At this event, Dunston will perform “banjer,“ an experimental electro-acoustic solo project that seeks to explore alternative approaches and contexts to the banjo. ‘Banjer’ reimagines the historically Afro-diasporic instrument by resonating it with live sound via audio transducers, and then using tools and techniques such as feedback, live sampling, and the human voice as a means of reclaiming and reembodying this widely misunderstood and nuanced instrument.

Nick Dunston is currently an artist of the SHAPE+ platform for innovative music and audiovisual art, co-funded by the EU.

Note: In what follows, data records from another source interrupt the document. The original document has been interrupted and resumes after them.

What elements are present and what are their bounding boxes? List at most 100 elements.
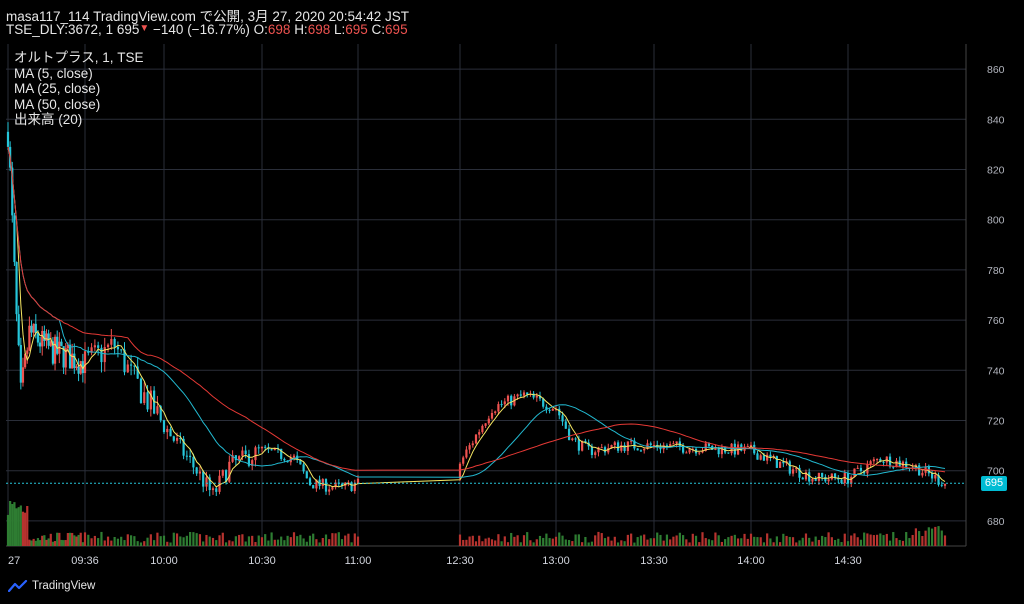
chart-background	[0, 44, 1024, 572]
candle-body	[672, 443, 675, 445]
candle-body	[688, 449, 691, 453]
legend-volume[interactable]: 出来高 (20)	[14, 112, 83, 127]
volume-bar	[564, 539, 567, 546]
candle-body	[863, 470, 866, 474]
volume-bar	[567, 540, 571, 546]
volume-bar	[30, 540, 33, 546]
volume-bar	[97, 538, 100, 546]
legend-ma50[interactable]: MA (50, close)	[14, 96, 101, 112]
legend-ma25[interactable]: MA (25, close)	[14, 81, 101, 96]
candle-body	[100, 347, 103, 363]
candle-body	[270, 449, 273, 451]
candle-body	[90, 347, 93, 353]
volume-bar	[850, 535, 853, 546]
candle-body	[156, 406, 159, 414]
volume-bar	[675, 535, 678, 546]
volume-bar	[136, 541, 139, 546]
volume-bar	[73, 535, 76, 546]
volume-bar	[234, 536, 237, 546]
volume-bar	[120, 536, 123, 546]
volume-bar	[208, 536, 211, 546]
candle-body	[305, 471, 308, 479]
candle-body	[146, 392, 149, 410]
candle-body	[113, 338, 116, 347]
x-tick-label: 27	[8, 555, 20, 567]
volume-bar	[334, 533, 337, 546]
price-chart[interactable]: 680 700 720 740 760 780 800 820 840 860 27 09:36 10:…	[0, 44, 1024, 572]
candle-body	[129, 364, 133, 366]
candle-body	[347, 482, 350, 484]
volume-bar	[146, 537, 149, 546]
volume-bar	[772, 542, 775, 546]
candle-body	[321, 479, 324, 486]
candle-body	[133, 365, 136, 367]
volume-bar	[166, 541, 169, 546]
candle-body	[669, 444, 672, 447]
candle-body	[581, 440, 584, 451]
volume-bar	[853, 533, 856, 546]
candle-body	[804, 472, 808, 480]
candle-body	[257, 447, 260, 449]
volume-bar	[47, 538, 50, 546]
candle-body	[639, 450, 643, 452]
candle-body	[244, 450, 247, 455]
volume-bar	[639, 535, 643, 546]
volume-bar	[633, 542, 636, 546]
volume-bar	[506, 542, 510, 546]
candle-body	[106, 344, 110, 348]
candle-body	[273, 447, 276, 451]
volume-bar	[892, 532, 895, 546]
volume-bar	[179, 536, 182, 546]
candle-body	[597, 447, 600, 453]
volume-bar	[795, 542, 798, 546]
candle-body	[901, 461, 905, 467]
candle-body	[921, 472, 924, 476]
volume-bar	[607, 536, 610, 546]
volume-bar	[940, 530, 943, 546]
volume-bar	[64, 540, 67, 546]
high-label: H:	[294, 22, 308, 37]
candle-body	[685, 452, 688, 454]
candle-body	[594, 452, 597, 455]
volume-bar	[192, 532, 195, 546]
candle-body	[714, 447, 717, 450]
volume-bar	[62, 540, 65, 546]
candle-body	[43, 330, 46, 341]
volume-bar	[856, 537, 859, 546]
legend-symbol[interactable]: オルトプラス, 1, TSE	[14, 50, 144, 65]
volume-bar	[270, 532, 273, 546]
candle-body	[143, 392, 146, 404]
candle-body	[224, 470, 228, 482]
candle-body	[159, 406, 162, 421]
volume-bar	[788, 536, 791, 546]
candle-body	[308, 478, 312, 486]
candle-body	[468, 445, 471, 450]
volume-bar	[53, 541, 57, 546]
volume-bar	[43, 535, 46, 546]
candle-body	[833, 473, 837, 478]
candle-body	[610, 445, 613, 449]
brand[interactable]: TradingView	[8, 580, 95, 592]
candle-body	[665, 445, 669, 447]
x-tick-label: 10:30	[248, 555, 276, 567]
volume-bar	[798, 540, 801, 546]
volume-bar	[636, 537, 639, 546]
volume-bar	[11, 503, 14, 546]
legend-ma5[interactable]: MA (5, close)	[14, 65, 93, 81]
volume-bar	[885, 533, 888, 546]
volume-bar	[254, 542, 257, 546]
candle-body	[254, 447, 257, 461]
volume-bar	[66, 533, 69, 546]
candle-body	[940, 484, 943, 486]
volume-bar	[704, 538, 707, 546]
volume-bar	[623, 541, 626, 546]
volume-bar	[93, 535, 96, 546]
volume-bar	[866, 533, 869, 546]
volume-bar	[901, 540, 905, 546]
candle-body	[87, 351, 90, 353]
volume-bar	[481, 541, 484, 546]
candle-body	[526, 392, 529, 395]
candle-body	[814, 478, 817, 481]
volume-bar	[711, 540, 714, 546]
volume-bar	[532, 542, 535, 546]
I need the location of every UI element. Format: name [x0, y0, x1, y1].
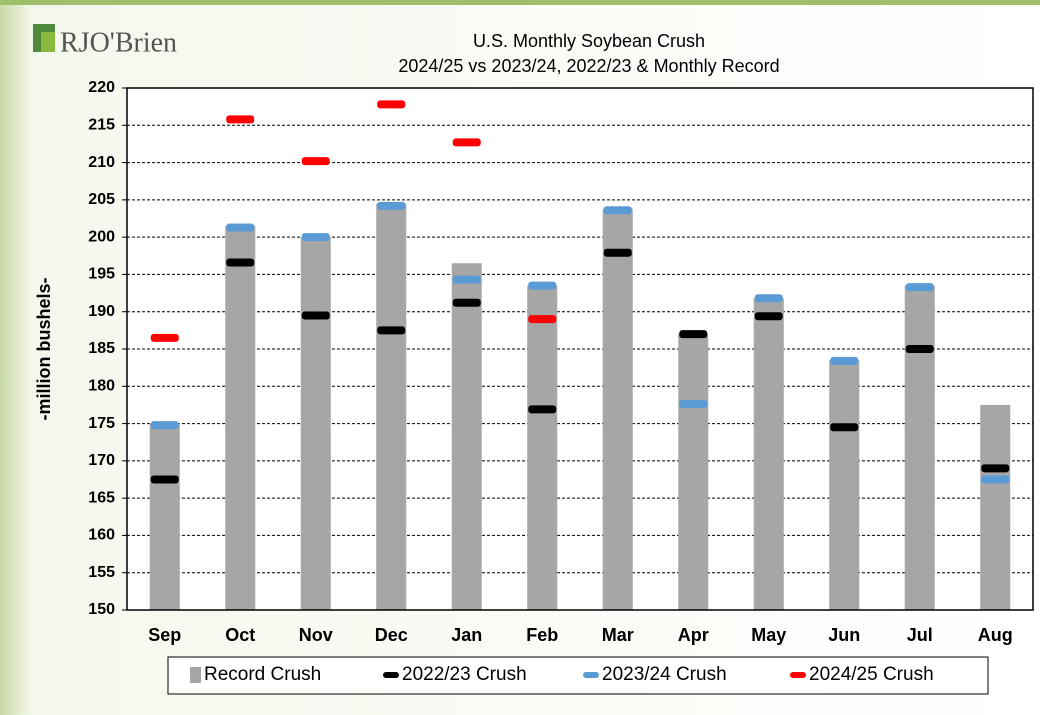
y-tick-label: 175	[88, 415, 115, 432]
dash-marker	[226, 223, 255, 232]
bar	[451, 263, 482, 610]
legend-swatch	[790, 672, 806, 678]
legend	[167, 656, 989, 695]
y-tick-label: 170	[88, 452, 115, 469]
bar	[753, 298, 784, 610]
dash-marker	[301, 311, 330, 320]
dash-marker	[830, 423, 859, 432]
dash-marker	[603, 248, 632, 257]
dash-marker	[452, 275, 481, 284]
y-tick-label: 200	[88, 228, 115, 245]
dash-marker	[377, 100, 406, 109]
dash-marker	[226, 258, 255, 267]
dash-marker	[679, 400, 708, 409]
bar	[602, 208, 633, 610]
legend-swatch	[383, 672, 399, 678]
dash-marker	[754, 312, 783, 321]
bar	[300, 237, 331, 610]
legend-swatch	[190, 667, 201, 683]
dash-marker	[905, 283, 934, 292]
y-tick-label: 215	[88, 117, 115, 134]
x-tick-label: Sep	[148, 625, 181, 645]
legend-swatch	[583, 672, 599, 678]
y-tick-label: 155	[88, 564, 115, 581]
y-axis-label: -million bushels-	[34, 277, 54, 420]
plot-border	[126, 87, 1034, 611]
y-tick-label: 165	[88, 489, 115, 506]
x-tick-label: Dec	[375, 625, 408, 645]
dash-marker	[301, 157, 330, 166]
dash-marker	[905, 345, 934, 353]
legend-label: Record Crush	[204, 664, 321, 685]
dash-marker	[377, 326, 406, 335]
y-tick-label: 180	[88, 378, 115, 395]
dash-marker	[679, 330, 708, 339]
top-border	[0, 0, 1040, 5]
y-tick-label: 190	[88, 303, 115, 320]
dash-marker	[150, 475, 179, 484]
bar	[527, 285, 558, 610]
y-tick-label: 185	[88, 340, 115, 357]
x-tick-label: Apr	[678, 625, 709, 645]
dash-marker	[528, 315, 557, 324]
dash-marker	[452, 298, 481, 307]
y-tick-label: 160	[88, 527, 115, 544]
x-tick-label: Nov	[299, 625, 333, 645]
bar	[904, 285, 935, 610]
dash-marker	[528, 405, 557, 414]
bar	[829, 360, 860, 610]
x-tick-label: Jan	[451, 625, 482, 645]
dash-marker	[377, 201, 406, 210]
legend-label: 2023/24 Crush	[602, 664, 727, 685]
x-tick-label: Aug	[978, 625, 1013, 645]
chart-subtitle: 2024/25 vs 2023/24, 2022/23 & Monthly Re…	[398, 56, 779, 76]
dash-marker	[301, 233, 330, 242]
bar	[149, 423, 180, 610]
dash-marker	[150, 421, 179, 430]
dash-marker	[981, 475, 1010, 484]
dash-marker	[981, 464, 1010, 473]
legend-label: 2022/23 Crush	[402, 664, 527, 685]
dash-marker	[830, 356, 859, 365]
dash-marker	[452, 138, 481, 147]
y-tick-label: 220	[88, 79, 115, 96]
bar	[678, 334, 709, 610]
legend-label: 2024/25 Crush	[809, 664, 934, 685]
y-tick-label: 195	[88, 266, 115, 283]
x-tick-label: Jul	[907, 625, 933, 645]
x-tick-label: Oct	[225, 625, 255, 645]
dash-marker	[226, 115, 255, 124]
y-tick-label: 210	[88, 154, 115, 171]
y-tick-label: 205	[88, 191, 115, 208]
bar	[980, 404, 1011, 610]
dash-marker	[603, 206, 632, 215]
y-tick-label: 150	[88, 601, 115, 618]
x-tick-label: May	[751, 625, 786, 645]
logo: RJO'Brien	[60, 27, 177, 58]
x-tick-label: Mar	[602, 625, 634, 645]
x-tick-label: Jun	[828, 625, 860, 645]
logo-icon	[41, 32, 55, 52]
bar	[376, 203, 407, 611]
dash-marker	[528, 281, 557, 290]
dash-marker	[754, 294, 783, 303]
bar	[225, 225, 256, 610]
x-tick-label: Feb	[526, 625, 558, 645]
chart-title: U.S. Monthly Soybean Crush	[473, 31, 705, 51]
dash-marker	[150, 333, 179, 342]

His performance is also supported by Trust for Mutual Understanding. 

OGDL (Latvia, Turkey)

OGDL started as a musical collective with members from diverse backgrounds performing in constantly evolving constellations of players but gradually crystallised as a duo of Ozan Tezvaran and Gundega Graudina. They are based roughly in the midpoint between their cultures of Turkey and Latvia – in Linz, Austria. Here they look for further merging points of their practices, figuring out if opposites really attract. So far the answer is yes – Ozan’s flair for deconstructed club and visual communication and Gundega’s path as a classical guitarist turned experimental musician complement each other in surprising ways.

Drawing inspiration from postdigital lutherie, OGDL blends traditional musical instruments, digital technologies and things in between. Their concerts are a mixture of lullabies, screams, sad pop tunes with an oomph, tape loops, field recordings of closing doors, feedback and layered string textures, to name a few.

WORKSHOPS

Who: Stephen Gauci, Adam Lane, Kevin Shea
When:September 6, 12:00-14:00
Where: Jāzeps Vītols Latvian Academy of Music (Krišjāņa Barona street 1), jazz class (room nr. 328)
Attendace: free of charge

All enthusiasts are welcome to attend; musicians are encouraged to take their instruments with them – they will be able to play with members of the trio.

Who: Khrystyna Kirik
When: September 8, 17:00
Where: Bar “Aleponija”, Ernesta Birznieka-Upīša 2
Attendance: free of charge
Focus: “Point of Sound”. Listening, sensory perception, sound exploration, body awareness, creative collaboration, improvisation.